Feature | Voxology | Twilio |
---|---|---|
Global Reach | ✔ | ✔ |
SDK Support | ✘ | ✔ |
SIP Interface | ✔ | ✔ |
Batch API | ✔ | ✘ |
Programmatic Call Control | ✔ | ✔ |
Control Flow Actions | ✔ | ✘ |
Session Data | ✔ | ✘ |
Text-To-Speech | ✔ | ✔ |
Call Recording | ✔ | ✔ |
Call Transcription | ✔ | ✔ |
Media Stream | ✔ | ✔ |
Conferencing | ✔ | ✔ |
Call Queues | ✔ | ✔ |
Call Transfer | ✔ | ✔ |
Call Whisper | ✔ | ✔ |
Call Barge | ✔ | ✔ |
Speech Recognition | ✔ | ✔ |
DTMF Detection | ✔ | ✔ |
Answering Machine Detection | ✔ | ✔ |
STIR/SHAKEN | ✔ | ✔ |
Caller ID Name | ✔ | ✔ |
Hosted Call Scripts (TwiML Bin) | ✘ | ✔ |
Free Developer Support | ✔ | ✘ |
So how does a company decide which provider is a better partner for them?
With so much crossover in our product offering, let’s explore some of the key differences between Voxology and Twilio that can make a big impact in your application design and time to onboard.
Many use cases, such as emergency notifications or other voice alerts, require applications to scale to incredible volumes for a short period of time.
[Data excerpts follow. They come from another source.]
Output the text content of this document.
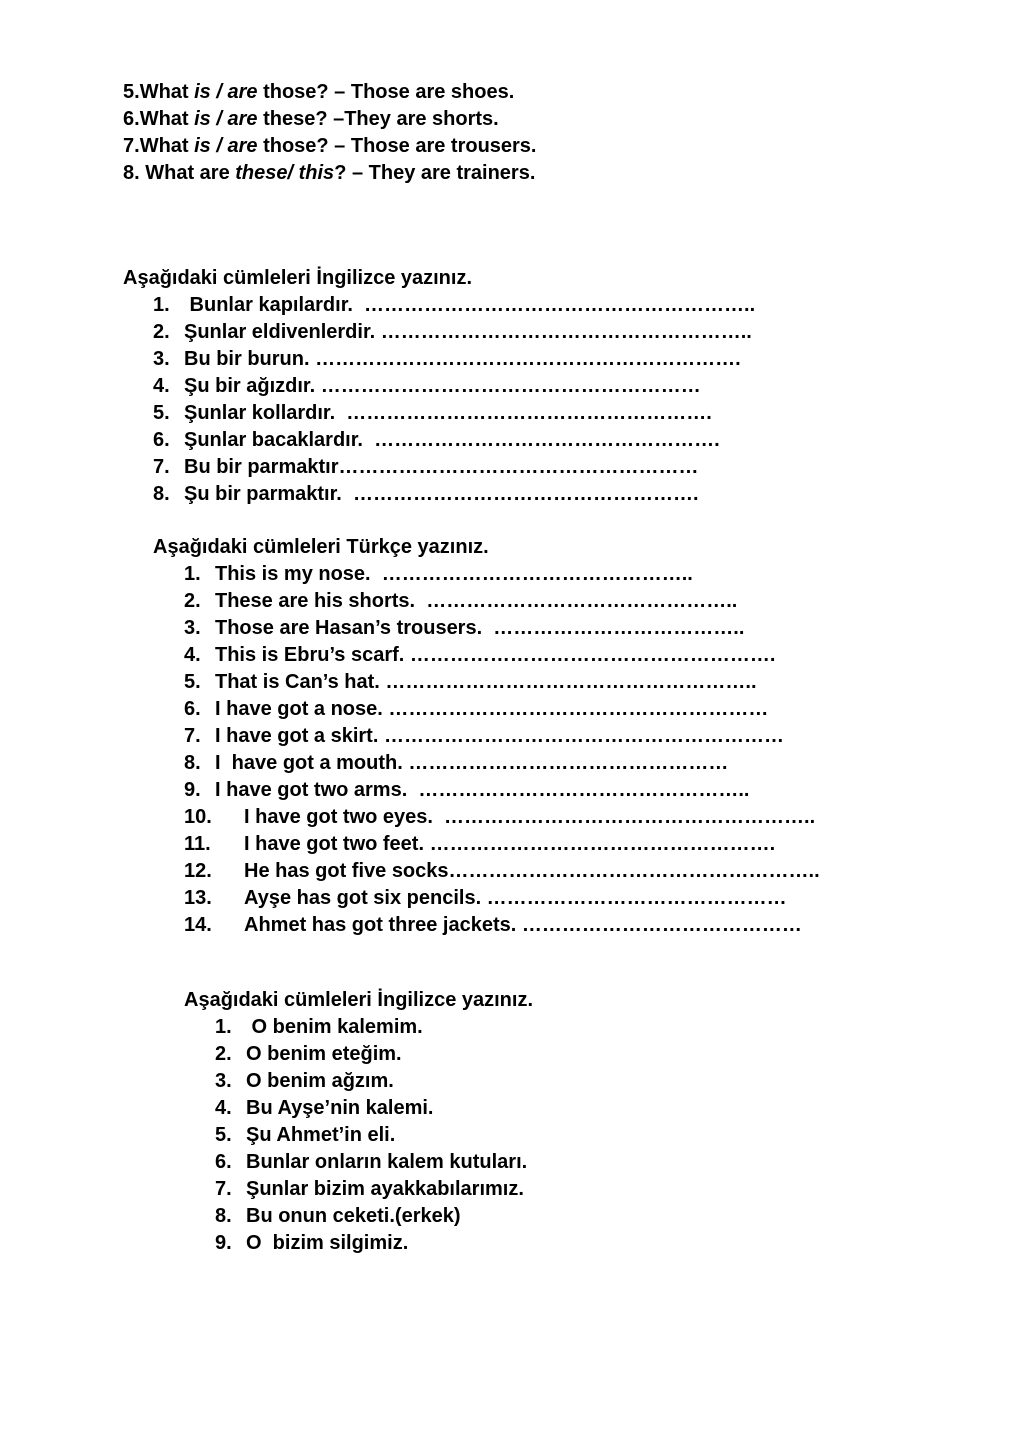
5.What is / are those? – Those are shoes.
6.What is / are these? –They are shorts.
7.What is / are those? – Those are trousers.
8. What are these/ this? – They are trainers.
Aşağıdaki cümleleri İngilizce yazınız.
1. Bunlar kapılardır.  …………………………………………………..
2. Şunlar eldivenlerdir. ………………………………………………..
3. Bu bir burun. ……………………………………………………….
4. Şu bir ağızdır. …………………………………………………
5. Şunlar kollardır.  ……………………………………………….
6. Şunlar bacaklardır.  …………………………………………….
7. Bu bir parmaktır………………………………………………
8. Şu bir parmaktır.  …………………………………………….
Aşağıdaki cümleleri Türkçe yazınız.
1. This is my nose.  ………………………………………..
2. These are his shorts.  ………………………………………..
3. Those are Hasan’s trousers.  ………………………………..
4. This is Ebru’s scarf. ……………………………………………….
5. That is Can’s hat. ………………………………………………..
6. I have got a nose. …………………………………………………
7. I have got a skirt. ……………………………………………………
8. I  have got a mouth. …………………………………………
9. I have got two arms.  …………………………………………..
10. I have got two eyes.  ………………………………………………..
11. I have got two feet. …………………………………………….
12. He has got five socks………………………………………………..
13. Ayşe has got six pencils. ………………………………………
14. Ahmet has got three jackets. ……………………………………
Aşağıdaki cümleleri İngilizce yazınız.
1. O benim kalemim.
2. O benim eteğim.
3. O benim ağzım.
4. Bu Ayşe’nin kalemi.
5. Şu Ahmet’in eli.
6. Bunlar onların kalem kutuları.
7. Şunlar bizim ayakkabılarımız.
8. Bu onun ceketi.(erkek)
9. O  bizim silgimiz.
Oftentimes this leads to engineering teams spending outsized effort to handle peak volumes that may only account for a small fraction of their overall traffic. Twilio only allows you to place a single call per API request. Need to place half a million calls as quickly as possible? Better spin up some more servers.
On the other hand, Voxology’s Batch API supports placing up to 100 calls with a single API request. We engineered our platform to handle massive call volumes, and we’re happy to pass that advantage on to our customers. Why place 500,000 API requests when you can achieve the same result with 5,000?
Consider the following scenario: you are building an advanced IVR, with multiple decision trees and countless combinations of caller inputs. When you have an unknown number of concurrent calls on your IVR, each one at a different step of the IVR, how do you know which call is at which stage? 10 calls just pressed 3 in your IVR menu, which part of the menu were they in? Are they trying to get to support or sales? Or maybe they are leaving a voicemail and just pressed 3 to playback the recording. I already have a headache.
Twilio’s TWIML call control forces you to handle this. Your application has to keep track of every live call, the stage it's in, the previous step, the next step, and so on. For lack of a better term, their call controls are designed to be dumb. The intelligence needs to exist in your application. Heard of a multi-threaded state machine? Want to build one? Me neither.
Voxology tracks the state of every Programmable Voice call placed on our platform and we have control flow actions used to program logical decisions into your call flows. No need to create an intelligent application to handle your calls. Continuing the advanced IVR example, your Voxology call flow can include each decision tree and also the logical next step. Your application is no longer needed to tell us what to do next. The entire IVR logic can be hosted in a static JSON file on AWS, Azure or Google Cloud.
To learn more about how Control Flow actions simplify your CPaaS deployment and reduce needless callbacks, review our Call Flow Design Guide.
“But wait, what good are static call flow scripts if I need every call to include personalized details?”
I’m so glad you asked, allow me to introduce you to Voxology’s Session Data, our method of including custom, user-defined variables in any call flow. The session data object can be referenced at any point in a call flow. Simply write your call flow with placeholders where personalized information is needed and tell us the values to insert when you place the call.
For example, consider an application that sends voice alerts for appointment reminders. Each call needs to include the name, location and time of the appointment. Rather than serving a custom call flow for the thousands of voice alerts that need to go out today, write a single call flow with placeholders for name, location and time, we’ll fill in the values provided when the call is placed. All of the back and forth between our platform and yours is eliminated.
Voxology believes in providing holistic support to our customers. We staff a technical customer experience team to offer not only support with our own product, but also industry best practices from real experts in the telecom space.
If you’re tired of being referred to help center articles, would like to get someone on the phone every once in a while, and don’t want to pay the cost of a full-time employee to get the help you need, say no more. At Voxology we pride ourselves on the partnerships we’ve built and creating an environment where our customers feel heard.
As one customer stated:
"We grew up on Twilio, but we found a home with Voxology."